Very little is the same under the roof of the Birkland home.

Aaron with face paint after an encounter with his kids

Image caption: Aaron at work after an encounter with his kids

Image credit: COURTESY OF THE BIRKLAND FAMILY

"We're trying to find a rhythm that lets us survive together," says Aaron, a senior software engineer employed by Johns Hopkins' Sheridan Libraries since 2015. "We're living in half of our house, and our shared office is the kitchen table. It's all a blessing and a curse."
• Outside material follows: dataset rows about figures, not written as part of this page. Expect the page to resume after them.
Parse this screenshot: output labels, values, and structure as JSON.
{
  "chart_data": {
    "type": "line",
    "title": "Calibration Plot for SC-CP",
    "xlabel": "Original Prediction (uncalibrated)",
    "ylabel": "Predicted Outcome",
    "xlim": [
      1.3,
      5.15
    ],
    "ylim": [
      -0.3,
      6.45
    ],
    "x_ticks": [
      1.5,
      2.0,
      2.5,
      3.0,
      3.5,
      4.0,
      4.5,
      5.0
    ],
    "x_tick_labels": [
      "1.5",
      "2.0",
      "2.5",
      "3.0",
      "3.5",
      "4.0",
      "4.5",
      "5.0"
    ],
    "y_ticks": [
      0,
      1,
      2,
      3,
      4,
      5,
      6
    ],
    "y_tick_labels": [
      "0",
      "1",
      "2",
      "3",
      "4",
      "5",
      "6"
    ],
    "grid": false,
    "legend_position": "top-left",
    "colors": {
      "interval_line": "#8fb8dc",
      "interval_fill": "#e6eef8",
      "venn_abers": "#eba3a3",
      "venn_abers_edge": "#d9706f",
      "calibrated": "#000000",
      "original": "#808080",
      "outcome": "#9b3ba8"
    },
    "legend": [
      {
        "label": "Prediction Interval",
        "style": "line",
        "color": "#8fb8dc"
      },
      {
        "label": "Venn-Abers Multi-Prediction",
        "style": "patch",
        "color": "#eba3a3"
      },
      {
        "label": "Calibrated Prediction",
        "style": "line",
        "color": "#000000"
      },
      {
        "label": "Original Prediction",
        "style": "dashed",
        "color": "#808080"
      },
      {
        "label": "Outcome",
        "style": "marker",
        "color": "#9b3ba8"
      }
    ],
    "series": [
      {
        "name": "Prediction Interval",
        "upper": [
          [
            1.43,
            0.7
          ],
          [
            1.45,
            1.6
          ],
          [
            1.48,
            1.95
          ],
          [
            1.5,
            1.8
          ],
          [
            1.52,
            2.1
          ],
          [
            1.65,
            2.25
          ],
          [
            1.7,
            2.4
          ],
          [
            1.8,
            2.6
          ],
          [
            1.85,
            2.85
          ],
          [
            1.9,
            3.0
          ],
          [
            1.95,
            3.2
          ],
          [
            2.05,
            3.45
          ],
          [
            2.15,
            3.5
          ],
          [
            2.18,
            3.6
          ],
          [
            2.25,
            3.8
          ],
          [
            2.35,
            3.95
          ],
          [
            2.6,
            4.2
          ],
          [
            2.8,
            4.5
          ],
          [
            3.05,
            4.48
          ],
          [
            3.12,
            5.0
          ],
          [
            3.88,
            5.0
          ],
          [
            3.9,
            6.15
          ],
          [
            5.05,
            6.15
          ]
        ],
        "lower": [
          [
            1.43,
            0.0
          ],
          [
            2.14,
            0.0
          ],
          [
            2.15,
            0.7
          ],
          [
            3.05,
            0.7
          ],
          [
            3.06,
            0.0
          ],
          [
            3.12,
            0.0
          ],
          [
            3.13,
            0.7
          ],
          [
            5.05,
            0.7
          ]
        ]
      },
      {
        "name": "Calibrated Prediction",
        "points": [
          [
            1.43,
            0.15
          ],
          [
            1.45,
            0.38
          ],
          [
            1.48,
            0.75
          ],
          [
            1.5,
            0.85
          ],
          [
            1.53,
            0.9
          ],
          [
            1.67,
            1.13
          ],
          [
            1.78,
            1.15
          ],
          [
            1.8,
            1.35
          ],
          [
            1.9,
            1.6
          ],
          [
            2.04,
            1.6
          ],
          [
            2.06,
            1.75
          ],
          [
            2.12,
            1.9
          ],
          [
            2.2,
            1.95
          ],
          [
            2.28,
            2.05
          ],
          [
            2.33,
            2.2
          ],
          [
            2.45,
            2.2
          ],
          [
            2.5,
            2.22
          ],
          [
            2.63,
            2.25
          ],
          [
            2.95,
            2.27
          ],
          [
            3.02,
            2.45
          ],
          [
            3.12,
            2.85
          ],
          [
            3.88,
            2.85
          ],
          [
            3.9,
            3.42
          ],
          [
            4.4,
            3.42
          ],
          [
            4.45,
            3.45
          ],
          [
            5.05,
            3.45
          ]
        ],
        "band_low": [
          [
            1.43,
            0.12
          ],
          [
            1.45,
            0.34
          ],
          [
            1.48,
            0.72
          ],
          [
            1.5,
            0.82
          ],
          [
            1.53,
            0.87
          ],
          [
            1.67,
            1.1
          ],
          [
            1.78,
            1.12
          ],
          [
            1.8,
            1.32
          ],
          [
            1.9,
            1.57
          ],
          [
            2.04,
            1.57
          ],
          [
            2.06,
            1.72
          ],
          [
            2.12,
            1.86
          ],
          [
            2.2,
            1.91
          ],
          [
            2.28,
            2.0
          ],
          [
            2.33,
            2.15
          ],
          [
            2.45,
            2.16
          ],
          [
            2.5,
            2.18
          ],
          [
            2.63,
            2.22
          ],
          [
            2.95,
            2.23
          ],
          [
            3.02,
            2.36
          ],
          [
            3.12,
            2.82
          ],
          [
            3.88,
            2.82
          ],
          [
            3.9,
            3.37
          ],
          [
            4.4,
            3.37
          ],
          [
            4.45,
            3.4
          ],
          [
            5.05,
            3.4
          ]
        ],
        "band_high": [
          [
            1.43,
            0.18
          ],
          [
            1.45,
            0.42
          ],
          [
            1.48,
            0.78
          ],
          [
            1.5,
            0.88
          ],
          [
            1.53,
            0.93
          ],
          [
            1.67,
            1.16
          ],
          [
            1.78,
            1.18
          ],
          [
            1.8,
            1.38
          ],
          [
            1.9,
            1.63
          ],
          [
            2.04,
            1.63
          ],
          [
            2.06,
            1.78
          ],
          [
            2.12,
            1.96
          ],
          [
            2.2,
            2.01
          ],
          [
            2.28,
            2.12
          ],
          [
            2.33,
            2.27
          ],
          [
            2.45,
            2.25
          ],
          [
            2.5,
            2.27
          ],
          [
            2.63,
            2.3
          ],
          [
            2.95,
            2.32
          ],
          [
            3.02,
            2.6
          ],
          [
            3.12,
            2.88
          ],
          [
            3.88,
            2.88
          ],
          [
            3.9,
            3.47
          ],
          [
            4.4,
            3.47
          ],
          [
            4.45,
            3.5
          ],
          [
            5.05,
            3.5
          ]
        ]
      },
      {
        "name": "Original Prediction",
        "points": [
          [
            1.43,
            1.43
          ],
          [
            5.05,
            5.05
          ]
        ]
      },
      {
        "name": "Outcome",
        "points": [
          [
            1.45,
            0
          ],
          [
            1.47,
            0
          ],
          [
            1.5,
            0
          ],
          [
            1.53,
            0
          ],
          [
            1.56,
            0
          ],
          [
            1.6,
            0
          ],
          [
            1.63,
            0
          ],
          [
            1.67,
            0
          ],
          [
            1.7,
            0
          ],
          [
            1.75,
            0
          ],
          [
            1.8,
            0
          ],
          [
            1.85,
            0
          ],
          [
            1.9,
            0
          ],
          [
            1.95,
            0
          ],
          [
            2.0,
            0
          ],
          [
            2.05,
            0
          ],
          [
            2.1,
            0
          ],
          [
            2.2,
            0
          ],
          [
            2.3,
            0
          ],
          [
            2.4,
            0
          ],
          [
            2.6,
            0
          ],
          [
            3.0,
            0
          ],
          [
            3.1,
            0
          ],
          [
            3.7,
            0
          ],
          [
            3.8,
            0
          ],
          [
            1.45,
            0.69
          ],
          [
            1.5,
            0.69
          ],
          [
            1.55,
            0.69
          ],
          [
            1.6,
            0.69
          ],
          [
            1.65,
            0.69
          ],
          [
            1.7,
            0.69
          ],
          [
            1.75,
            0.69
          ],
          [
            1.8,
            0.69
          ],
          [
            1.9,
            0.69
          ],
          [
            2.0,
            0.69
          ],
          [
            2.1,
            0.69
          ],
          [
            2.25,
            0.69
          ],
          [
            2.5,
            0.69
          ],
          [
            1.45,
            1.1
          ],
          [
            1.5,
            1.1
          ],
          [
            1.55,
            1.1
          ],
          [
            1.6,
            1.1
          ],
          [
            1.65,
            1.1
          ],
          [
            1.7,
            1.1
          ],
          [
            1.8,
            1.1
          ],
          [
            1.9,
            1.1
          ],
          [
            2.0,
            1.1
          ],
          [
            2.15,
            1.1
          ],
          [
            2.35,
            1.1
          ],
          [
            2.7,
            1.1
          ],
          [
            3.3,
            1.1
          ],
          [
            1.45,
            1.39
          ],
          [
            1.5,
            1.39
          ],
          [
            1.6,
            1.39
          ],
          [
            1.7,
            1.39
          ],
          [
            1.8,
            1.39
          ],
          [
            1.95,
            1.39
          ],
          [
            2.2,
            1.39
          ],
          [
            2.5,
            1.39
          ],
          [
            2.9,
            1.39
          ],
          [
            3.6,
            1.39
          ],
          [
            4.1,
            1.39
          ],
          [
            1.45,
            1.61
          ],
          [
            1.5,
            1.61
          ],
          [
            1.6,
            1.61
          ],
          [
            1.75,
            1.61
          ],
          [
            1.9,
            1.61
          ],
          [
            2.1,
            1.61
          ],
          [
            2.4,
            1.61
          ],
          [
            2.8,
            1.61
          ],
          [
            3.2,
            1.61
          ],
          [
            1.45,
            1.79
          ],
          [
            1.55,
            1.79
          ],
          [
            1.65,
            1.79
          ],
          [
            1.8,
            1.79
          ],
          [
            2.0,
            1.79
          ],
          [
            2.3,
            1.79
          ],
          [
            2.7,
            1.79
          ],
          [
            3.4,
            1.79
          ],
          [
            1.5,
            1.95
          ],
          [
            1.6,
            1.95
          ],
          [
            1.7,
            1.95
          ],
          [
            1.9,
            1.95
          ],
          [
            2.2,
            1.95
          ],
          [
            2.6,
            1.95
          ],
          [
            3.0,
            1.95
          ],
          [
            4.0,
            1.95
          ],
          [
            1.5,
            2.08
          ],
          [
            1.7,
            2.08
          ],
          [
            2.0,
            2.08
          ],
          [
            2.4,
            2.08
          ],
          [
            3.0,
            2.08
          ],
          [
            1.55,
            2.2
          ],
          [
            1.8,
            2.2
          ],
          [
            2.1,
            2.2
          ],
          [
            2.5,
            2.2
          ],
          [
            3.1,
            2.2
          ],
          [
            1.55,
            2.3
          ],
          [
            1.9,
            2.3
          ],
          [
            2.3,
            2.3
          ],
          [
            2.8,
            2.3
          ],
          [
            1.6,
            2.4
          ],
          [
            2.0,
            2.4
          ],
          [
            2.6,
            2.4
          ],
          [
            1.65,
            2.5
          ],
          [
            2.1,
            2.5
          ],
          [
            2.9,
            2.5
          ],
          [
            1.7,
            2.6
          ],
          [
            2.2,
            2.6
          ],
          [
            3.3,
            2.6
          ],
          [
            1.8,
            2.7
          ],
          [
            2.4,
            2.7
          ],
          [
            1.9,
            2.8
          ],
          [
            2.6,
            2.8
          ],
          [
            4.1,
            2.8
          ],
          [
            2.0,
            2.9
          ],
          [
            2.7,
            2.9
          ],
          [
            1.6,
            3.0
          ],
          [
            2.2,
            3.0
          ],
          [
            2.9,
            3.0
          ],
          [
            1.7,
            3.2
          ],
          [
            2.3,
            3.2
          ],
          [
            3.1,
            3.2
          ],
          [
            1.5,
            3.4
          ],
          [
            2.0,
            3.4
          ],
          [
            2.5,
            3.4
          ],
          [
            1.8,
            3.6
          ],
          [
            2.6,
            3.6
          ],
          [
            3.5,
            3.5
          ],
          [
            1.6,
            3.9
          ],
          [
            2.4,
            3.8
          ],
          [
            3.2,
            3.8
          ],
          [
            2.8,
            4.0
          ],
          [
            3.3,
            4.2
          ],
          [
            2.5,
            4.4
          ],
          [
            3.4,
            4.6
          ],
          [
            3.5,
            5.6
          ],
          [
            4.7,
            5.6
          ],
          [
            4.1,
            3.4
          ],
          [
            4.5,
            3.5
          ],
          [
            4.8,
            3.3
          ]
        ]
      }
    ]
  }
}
A blessing, says Aaron—who has always worked remotely for JHU and thus has taken the lead in child care for some time—is a sunny day when "one of us, or both of us, goes out on the deck to work."

The deck is a good perch, he says, from which to watch the kids play in the yard, where Anna Louise and Lars not long ago found a hole in the ground that was strewn with feathers. "We deduced there might have been a fox there," says Aaron, noting that the "find" heightened Lars' interest in archaeology.

A curse, he says, is a rainy day, when the basement—with two bedrooms—becomes a cave for Mama Bear and Papa Bear and their cubs.

While Lars digs other holes in the yard "for clues," his father says, Johanna has hustled to get her courses online, and Aaron composed a "retrospective" for his team on what technologies and processes have been going well and which have not. One of the winners, he says, was the Brody Learning Commons' Visualization Wall, a large, interactive touch screen that helps students with everything from research to wellness.

And a winning moment on the home front was when Anna Louise, perhaps inspired by watching her father repair refrigerators twice as old as himself, built a fire engine.

"She cut the pieces out of cardboard and put it together with a glue gun," he says. "She painted it and then used aluminum cans for water tanks and a straw for the hose."

Aaron promised to send a video of the project to Anna Louise's teacher, but, with everything else going on, hasn't quite gotten around to it yet. What he has done is show his daughter a video about bacteriophages.

"I wanted to show her that all viruses weren't necessarily bad. She was happy that there are good bacteria that can kill the bad viruses," says Aaron, noting that our current moment is likely the one that will define his children's generation.

"This," he says, "is going to be memorable."